Politicamente la partita è complessa e si gioca su vari fronti. La Cisgiordania è senz’altro uno dei più complessi. Dal 7 ottobre la situazione lì è degenerata tanto in termini economici che politici e militari. Le continue incursioni dei coloni israeliani stanno determinando una situazione da “terra di nessuno”, senza regole, senza diritto, dove l’ha vinta chi spara per primo e più forte.

Restringendo ancor di più il cerchio da tutti i fronti si guarda a Gerusalemme. Senza pace a Gerusalemme non ci sarà mai pace in tutto il Medio Oriente. Anni fa lei mi disse che «la guerra a Gerusalemme è una guerra immobiliare, si combatte per strappare un metro quadro»; ma intanto l’infiltrazione ebraica nella città vecchia e nella parte est procede senza interruzioni.

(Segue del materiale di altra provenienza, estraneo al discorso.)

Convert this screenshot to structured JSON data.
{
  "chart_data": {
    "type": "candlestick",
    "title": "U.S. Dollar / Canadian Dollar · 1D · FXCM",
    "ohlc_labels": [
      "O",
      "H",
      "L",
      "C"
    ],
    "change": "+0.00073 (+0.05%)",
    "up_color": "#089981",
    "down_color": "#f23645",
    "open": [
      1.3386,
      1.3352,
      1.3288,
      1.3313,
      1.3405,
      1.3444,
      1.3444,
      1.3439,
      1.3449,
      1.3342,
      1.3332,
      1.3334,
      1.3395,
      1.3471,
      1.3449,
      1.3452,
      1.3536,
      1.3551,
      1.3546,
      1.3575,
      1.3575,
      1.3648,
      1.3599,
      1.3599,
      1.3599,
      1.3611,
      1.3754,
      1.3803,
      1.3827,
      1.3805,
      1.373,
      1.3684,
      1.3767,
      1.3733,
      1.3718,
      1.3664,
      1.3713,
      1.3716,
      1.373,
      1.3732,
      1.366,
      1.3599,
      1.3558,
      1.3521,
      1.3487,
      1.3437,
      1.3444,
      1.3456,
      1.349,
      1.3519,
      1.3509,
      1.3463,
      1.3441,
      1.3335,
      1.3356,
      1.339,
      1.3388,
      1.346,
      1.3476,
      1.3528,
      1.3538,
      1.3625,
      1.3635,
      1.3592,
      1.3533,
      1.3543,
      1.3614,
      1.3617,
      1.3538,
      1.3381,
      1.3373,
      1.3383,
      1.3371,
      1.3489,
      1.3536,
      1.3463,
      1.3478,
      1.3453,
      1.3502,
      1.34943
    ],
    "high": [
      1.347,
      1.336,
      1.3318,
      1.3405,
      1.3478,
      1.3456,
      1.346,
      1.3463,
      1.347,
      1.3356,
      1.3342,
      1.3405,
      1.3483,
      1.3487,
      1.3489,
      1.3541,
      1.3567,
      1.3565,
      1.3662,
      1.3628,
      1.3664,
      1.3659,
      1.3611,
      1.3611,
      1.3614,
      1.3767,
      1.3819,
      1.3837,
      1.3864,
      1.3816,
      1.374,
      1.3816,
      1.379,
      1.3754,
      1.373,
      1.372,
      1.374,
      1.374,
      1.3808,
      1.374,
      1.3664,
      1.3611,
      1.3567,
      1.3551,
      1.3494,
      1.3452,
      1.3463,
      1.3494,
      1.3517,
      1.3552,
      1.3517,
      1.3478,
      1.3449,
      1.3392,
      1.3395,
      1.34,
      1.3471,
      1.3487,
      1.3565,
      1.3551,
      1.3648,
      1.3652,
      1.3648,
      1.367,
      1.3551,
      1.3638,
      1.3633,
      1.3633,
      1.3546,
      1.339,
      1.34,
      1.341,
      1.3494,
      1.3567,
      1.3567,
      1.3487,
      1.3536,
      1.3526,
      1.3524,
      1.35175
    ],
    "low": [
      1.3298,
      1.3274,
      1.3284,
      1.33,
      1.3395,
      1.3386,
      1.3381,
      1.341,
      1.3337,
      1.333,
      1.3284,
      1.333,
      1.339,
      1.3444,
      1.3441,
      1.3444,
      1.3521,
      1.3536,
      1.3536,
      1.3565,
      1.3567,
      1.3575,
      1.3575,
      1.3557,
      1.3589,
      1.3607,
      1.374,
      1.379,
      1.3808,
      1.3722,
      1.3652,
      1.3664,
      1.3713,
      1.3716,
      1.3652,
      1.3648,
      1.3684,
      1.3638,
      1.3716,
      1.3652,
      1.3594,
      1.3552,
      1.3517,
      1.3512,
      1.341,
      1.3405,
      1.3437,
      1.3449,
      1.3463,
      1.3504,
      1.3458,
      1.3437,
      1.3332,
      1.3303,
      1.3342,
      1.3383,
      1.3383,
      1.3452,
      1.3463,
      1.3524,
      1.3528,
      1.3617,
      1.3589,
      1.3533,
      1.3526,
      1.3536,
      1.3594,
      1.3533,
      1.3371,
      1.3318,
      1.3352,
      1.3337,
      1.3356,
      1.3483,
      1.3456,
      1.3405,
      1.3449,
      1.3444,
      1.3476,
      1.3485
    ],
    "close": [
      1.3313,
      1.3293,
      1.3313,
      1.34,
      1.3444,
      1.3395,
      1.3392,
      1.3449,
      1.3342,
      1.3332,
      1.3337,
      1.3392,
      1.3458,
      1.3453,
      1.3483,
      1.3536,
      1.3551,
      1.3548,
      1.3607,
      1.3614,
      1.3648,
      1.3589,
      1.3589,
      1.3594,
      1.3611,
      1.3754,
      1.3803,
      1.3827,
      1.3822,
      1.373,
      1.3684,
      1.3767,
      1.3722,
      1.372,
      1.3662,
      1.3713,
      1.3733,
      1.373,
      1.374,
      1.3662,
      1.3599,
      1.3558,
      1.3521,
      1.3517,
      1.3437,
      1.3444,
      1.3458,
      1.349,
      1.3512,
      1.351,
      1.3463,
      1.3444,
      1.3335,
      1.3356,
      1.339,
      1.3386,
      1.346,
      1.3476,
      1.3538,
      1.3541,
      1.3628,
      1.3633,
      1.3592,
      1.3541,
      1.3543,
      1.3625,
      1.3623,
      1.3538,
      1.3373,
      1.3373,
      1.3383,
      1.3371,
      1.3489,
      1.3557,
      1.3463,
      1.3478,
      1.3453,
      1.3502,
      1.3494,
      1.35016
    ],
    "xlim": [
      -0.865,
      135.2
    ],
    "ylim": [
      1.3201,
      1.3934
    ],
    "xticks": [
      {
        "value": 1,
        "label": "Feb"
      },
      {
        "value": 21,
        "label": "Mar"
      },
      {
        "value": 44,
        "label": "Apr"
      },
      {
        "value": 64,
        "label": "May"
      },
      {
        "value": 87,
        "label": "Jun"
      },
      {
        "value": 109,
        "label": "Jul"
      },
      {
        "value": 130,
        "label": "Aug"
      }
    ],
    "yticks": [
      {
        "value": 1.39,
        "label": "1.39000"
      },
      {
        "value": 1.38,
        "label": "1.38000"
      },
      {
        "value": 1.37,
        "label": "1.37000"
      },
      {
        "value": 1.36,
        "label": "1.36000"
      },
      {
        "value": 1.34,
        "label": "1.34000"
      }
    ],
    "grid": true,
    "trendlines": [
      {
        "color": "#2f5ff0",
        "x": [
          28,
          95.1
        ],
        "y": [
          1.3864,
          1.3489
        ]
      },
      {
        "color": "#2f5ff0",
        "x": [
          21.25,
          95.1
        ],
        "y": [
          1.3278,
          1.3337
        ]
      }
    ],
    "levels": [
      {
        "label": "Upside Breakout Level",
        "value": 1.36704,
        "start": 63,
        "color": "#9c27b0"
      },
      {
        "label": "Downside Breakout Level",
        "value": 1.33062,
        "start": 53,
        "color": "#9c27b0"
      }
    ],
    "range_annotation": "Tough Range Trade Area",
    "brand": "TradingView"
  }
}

È così. Gerusalemme è la cartina tornasole del conflitto non solo in Terra Santa ma in Medio Oriente in generale. Gerusalemme è il cuore di tutto, nel bene e nel male.

La Knesset ha anche formalmente archiviato la soluzione dei “due Stati” e Netanyahu ha definito gli accordi di Oslo un errore nella storia di Israele. C’è una sola espressione che Netanyahu e Sinwar condividono: entrambi reclamano la propria giurisdizione esclusiva “dal fiume al mare”, senza alcuno spazio per l’altro. I “due popoli in due Stati” ha ancora una sua praticabilità oggi?

Ci sono problemi che hanno soluzioni e problemi che non hanno soluzioni. Realisticamente, in questo momento una soluzione al conflitto israelo-palestinese, che sia i “due popoli in due Stati” o “due nazioni in uno Stato” o quanto altro si immagini, semplicemente non c’è. Abbiamo bisogno di nuovi volti e di nuove prospettive. E ciò è un problema che non riguarda solo questa terra ma tutto il Medio Oriente, a cominciare, dopo le vicende delle ultime ore, dal Libano. Abbiamo bisogno di ripensare in maniera ampia tutto il contesto, e Gerusalemme che, ripeto, è il cuore della questione. Tutto il Medio Oriente ha bisogno di nuove leadership e nuove visioni. Solo dopo si potrà discutere degli assetti più congeniali a garantire la pace tra i popoli.

Lei, nel corso di quest’anno, ha dovuto anche viaggiare molto in Europa e in America. Quale percezione ha registrato delle comunità cristiane intorno al conflitto in corso?

Unità nel sostenere i cristiani di Terra Santa, ma per il resto molta confusione se non anche divisione. Si fa fatica a comprendere le ragioni del conflitto. D’altronde anche negli altri paesi la politica induce alla polarizzazione. Solo la voce di Papa Francesco si alza a lamentare la crisi di umanità che pervade questi nostri tristi tempi. E lo dico senza alcun orgoglio partigiano, ma con tanta pena nel cuore.